There have been several calls for it to be banned but the courts have ruled that it should be considered in its historical context.
As well as failing to provide evidence of genocide, the video also contained a number of other falsehoods.
One clip shows white crosses erected along a winding road where dozens of cars and trucks are lined up.
‘These are burial sites,’ Trump said. ‘Those cars are… stopped to pay respect to their family members who were killed.’
The footage is from a 2020 protest where crosses were placed along a rural road following the murder of a couple on their farm in Normandien, according to videos and press articles from the time.
They do not mark the sites of graves. The murderers were convicted to life imprisonment in 2022.
Separately, Trump shared clippings which he said showed white farmers in South Africa ‘are being killed in large numbers.’
While farmers have been killed, their numbers are small in the larger context of crime in South Africa, which has one of the highest murder rates in the world.
Afrikaner lobby group AfriForum, which has long pushed a campaign to shed light on farm murders, counted 49 such killings in 2023.

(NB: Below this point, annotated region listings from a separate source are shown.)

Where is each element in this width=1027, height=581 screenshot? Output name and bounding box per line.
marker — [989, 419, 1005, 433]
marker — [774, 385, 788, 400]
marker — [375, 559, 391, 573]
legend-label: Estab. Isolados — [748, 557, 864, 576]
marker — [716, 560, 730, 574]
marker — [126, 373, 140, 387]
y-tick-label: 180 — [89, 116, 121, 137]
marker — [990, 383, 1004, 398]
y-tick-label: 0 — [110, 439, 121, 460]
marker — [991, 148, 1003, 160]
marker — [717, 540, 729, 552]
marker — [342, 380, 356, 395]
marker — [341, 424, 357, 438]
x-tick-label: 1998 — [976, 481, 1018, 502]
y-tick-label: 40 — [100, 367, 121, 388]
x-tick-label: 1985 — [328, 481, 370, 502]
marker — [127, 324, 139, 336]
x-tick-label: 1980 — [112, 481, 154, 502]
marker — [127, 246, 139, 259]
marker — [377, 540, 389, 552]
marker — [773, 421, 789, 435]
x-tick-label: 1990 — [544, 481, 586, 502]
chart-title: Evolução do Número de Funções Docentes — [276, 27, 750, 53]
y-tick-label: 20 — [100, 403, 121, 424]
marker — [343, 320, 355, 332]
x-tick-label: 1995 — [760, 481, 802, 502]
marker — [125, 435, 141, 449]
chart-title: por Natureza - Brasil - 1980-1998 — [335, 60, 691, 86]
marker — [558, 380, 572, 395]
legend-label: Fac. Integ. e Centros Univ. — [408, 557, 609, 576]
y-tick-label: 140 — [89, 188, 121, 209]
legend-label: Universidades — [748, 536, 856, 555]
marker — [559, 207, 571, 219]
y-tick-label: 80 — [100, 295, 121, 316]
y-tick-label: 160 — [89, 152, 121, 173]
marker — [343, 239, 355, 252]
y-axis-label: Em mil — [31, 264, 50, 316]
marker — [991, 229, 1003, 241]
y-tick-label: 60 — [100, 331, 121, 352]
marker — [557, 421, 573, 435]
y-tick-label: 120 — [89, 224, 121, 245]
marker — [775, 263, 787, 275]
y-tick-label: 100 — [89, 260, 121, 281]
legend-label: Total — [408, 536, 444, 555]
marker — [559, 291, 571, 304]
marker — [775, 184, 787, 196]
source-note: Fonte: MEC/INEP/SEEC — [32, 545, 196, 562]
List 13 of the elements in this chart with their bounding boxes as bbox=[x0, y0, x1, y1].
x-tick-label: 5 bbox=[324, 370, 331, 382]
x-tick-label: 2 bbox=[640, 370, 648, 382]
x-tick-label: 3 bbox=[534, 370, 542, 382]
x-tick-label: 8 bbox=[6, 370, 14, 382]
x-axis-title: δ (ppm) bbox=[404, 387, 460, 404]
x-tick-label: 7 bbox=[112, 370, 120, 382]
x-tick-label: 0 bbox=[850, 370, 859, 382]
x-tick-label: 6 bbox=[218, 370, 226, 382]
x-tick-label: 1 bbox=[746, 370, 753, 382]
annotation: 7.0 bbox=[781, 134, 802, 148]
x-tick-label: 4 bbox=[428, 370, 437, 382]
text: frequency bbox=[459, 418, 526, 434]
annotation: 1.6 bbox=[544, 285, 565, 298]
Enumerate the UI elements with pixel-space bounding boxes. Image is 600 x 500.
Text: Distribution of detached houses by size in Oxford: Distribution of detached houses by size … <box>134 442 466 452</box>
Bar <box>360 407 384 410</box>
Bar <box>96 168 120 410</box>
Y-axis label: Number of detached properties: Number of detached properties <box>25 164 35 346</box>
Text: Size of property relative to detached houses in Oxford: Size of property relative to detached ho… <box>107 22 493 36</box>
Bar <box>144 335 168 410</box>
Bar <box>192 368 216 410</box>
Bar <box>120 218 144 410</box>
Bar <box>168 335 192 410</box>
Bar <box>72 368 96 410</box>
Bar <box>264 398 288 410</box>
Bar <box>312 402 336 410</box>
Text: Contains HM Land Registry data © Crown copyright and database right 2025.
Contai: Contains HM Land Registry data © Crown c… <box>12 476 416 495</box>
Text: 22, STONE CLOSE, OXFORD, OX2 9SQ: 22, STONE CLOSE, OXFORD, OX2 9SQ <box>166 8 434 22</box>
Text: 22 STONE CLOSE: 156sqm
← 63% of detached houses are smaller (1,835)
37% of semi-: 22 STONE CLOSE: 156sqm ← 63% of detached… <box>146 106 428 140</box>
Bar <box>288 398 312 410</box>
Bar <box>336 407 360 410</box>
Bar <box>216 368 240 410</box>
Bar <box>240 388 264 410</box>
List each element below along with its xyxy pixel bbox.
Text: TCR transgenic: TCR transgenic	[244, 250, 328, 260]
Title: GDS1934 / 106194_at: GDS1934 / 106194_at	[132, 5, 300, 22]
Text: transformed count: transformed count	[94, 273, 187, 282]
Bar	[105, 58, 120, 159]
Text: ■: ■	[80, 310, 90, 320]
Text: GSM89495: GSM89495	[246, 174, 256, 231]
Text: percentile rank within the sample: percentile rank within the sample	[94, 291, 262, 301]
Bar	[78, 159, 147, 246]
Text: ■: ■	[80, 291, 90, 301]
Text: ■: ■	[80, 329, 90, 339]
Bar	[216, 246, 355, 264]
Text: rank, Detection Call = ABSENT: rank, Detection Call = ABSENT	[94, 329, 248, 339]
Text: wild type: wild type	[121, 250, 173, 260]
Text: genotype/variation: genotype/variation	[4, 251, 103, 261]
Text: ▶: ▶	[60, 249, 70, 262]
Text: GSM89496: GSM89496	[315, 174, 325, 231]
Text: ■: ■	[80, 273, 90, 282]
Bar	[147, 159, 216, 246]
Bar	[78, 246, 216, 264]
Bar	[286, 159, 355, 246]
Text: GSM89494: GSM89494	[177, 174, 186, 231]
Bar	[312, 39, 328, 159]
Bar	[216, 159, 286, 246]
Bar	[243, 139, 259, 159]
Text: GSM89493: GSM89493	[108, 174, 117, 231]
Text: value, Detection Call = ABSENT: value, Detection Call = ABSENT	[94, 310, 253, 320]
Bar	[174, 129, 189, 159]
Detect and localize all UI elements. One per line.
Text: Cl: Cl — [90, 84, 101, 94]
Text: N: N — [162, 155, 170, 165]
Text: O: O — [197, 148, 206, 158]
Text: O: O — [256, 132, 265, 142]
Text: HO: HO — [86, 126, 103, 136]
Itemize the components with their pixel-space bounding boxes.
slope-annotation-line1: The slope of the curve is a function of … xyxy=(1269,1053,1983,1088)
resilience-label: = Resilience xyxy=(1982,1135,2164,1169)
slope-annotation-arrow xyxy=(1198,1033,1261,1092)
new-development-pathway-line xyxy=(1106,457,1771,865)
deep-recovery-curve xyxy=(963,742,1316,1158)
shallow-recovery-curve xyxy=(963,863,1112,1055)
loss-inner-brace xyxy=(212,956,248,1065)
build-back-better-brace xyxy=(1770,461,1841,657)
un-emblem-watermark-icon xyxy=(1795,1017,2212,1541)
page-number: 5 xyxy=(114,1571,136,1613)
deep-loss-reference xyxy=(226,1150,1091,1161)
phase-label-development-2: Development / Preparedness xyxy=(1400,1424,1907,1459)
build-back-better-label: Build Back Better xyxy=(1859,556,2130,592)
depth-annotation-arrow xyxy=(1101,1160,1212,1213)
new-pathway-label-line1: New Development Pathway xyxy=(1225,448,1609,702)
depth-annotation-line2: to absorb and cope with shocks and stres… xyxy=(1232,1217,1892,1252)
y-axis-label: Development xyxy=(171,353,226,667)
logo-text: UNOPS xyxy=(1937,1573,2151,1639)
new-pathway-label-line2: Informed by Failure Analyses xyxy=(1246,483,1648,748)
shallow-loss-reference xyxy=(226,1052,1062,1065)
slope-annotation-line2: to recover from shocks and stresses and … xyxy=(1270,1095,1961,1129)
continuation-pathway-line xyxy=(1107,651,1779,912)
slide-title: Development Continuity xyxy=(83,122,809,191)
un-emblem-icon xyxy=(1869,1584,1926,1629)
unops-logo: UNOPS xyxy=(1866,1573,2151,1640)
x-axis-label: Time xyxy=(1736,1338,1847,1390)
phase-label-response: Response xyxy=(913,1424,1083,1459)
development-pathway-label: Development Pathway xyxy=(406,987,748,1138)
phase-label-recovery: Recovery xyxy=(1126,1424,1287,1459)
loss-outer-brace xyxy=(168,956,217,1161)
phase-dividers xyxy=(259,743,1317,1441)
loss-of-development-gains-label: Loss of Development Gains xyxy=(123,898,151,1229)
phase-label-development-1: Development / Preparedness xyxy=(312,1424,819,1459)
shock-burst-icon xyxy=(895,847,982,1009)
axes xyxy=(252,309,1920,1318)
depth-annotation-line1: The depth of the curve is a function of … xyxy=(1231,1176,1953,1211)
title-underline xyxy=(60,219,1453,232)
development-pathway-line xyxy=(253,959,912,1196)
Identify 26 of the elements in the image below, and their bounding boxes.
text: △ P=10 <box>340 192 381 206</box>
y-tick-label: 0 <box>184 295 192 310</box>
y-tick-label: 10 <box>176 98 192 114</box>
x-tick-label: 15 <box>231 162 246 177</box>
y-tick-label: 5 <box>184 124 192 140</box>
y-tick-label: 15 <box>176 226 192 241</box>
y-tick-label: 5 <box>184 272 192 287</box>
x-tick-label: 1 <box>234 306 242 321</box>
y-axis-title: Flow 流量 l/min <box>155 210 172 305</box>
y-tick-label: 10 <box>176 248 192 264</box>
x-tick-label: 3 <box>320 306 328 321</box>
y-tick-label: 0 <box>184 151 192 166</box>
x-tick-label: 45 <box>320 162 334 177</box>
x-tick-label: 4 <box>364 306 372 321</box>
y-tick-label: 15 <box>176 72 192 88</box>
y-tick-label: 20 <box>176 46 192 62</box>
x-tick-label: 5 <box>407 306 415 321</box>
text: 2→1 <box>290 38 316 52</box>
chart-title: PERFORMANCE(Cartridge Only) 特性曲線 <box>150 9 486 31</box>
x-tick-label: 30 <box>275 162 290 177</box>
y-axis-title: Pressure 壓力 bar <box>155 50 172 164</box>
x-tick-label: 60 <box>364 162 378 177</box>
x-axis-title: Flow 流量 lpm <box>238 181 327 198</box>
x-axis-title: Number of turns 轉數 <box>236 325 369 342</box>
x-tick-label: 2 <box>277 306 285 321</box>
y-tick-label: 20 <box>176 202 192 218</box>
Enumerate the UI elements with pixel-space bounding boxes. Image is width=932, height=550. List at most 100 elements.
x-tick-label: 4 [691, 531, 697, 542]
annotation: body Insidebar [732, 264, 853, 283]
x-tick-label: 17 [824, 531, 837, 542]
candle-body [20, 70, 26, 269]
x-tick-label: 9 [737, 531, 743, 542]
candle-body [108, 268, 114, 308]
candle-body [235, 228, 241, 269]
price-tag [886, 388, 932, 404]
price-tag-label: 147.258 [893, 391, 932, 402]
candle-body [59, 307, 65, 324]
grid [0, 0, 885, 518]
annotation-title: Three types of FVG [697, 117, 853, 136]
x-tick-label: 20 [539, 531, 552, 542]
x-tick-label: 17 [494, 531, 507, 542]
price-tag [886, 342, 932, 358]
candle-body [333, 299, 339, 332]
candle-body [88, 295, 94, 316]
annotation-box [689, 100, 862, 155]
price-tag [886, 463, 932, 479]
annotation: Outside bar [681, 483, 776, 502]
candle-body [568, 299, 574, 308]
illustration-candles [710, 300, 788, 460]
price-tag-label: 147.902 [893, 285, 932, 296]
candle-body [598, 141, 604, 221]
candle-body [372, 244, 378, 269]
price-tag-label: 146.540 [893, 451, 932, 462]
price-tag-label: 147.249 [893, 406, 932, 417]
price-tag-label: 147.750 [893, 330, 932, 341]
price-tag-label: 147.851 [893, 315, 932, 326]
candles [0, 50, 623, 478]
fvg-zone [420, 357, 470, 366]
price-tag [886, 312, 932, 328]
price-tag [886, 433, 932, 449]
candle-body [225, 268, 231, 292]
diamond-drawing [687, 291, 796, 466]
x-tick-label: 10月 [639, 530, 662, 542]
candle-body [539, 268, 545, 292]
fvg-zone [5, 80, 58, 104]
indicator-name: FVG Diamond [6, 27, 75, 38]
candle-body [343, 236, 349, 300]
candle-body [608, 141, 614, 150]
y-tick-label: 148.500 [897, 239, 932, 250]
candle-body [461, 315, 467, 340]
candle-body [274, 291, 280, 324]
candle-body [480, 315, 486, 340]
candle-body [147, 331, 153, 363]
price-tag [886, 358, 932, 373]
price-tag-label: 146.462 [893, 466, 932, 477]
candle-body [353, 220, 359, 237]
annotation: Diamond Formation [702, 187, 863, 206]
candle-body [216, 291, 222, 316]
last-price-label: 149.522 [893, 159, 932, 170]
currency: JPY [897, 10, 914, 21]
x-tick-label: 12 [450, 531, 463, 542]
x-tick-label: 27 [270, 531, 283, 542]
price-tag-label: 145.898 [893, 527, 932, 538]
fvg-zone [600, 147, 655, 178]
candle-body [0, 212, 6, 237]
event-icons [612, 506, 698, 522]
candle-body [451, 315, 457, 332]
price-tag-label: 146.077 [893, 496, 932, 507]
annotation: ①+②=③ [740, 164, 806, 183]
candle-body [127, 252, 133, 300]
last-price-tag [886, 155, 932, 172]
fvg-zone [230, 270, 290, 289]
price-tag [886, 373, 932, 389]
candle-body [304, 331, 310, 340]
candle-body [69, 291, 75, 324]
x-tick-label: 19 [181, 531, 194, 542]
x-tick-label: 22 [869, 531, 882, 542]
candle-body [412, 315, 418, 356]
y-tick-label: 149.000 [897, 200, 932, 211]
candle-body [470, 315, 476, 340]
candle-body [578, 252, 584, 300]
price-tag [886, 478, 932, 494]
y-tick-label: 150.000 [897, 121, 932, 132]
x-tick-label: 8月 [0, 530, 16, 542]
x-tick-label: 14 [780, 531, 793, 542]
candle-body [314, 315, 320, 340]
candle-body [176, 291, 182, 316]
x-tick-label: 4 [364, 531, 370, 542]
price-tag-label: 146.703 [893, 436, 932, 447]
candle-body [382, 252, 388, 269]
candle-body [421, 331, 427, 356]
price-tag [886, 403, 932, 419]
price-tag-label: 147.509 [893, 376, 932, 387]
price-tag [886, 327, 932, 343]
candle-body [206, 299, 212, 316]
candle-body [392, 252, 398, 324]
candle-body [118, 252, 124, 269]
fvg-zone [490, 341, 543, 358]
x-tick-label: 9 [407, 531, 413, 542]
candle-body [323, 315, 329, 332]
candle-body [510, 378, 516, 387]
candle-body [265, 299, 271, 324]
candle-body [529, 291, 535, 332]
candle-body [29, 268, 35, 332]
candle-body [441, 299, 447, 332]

In comparison, police recorded a total of 27,621 murders between April 2023 and March 2024 – about 75 people killed every day. Most of the victims are young black men in urban areas.

The EFF, which advocates for militarism and radical land ownership reforms in South Africa, condemned both Ramaphosa and Trump in a statement shared after the meeting
Earlier this year, Ramaphosa signed The Expropriation Act into law, allowing the government to take land in specific instances where it is not being used, or where it would be in the public interest if it is redistributed.
It aims to address some of the wrongs of South Africa’s racist apartheid era, when Black people had land taken away from them and were forced to live in areas designated for non-white citizens.
South Africa’s white population – which includes Afrikaners, the descendants of mainly Dutch-colonial settlers – amounts to roughly seven per cent of the country’s total population.
More than 30 years after the end of apartheid, this demographic still owns some 72 per cent of the country’s private farmland, according to government data.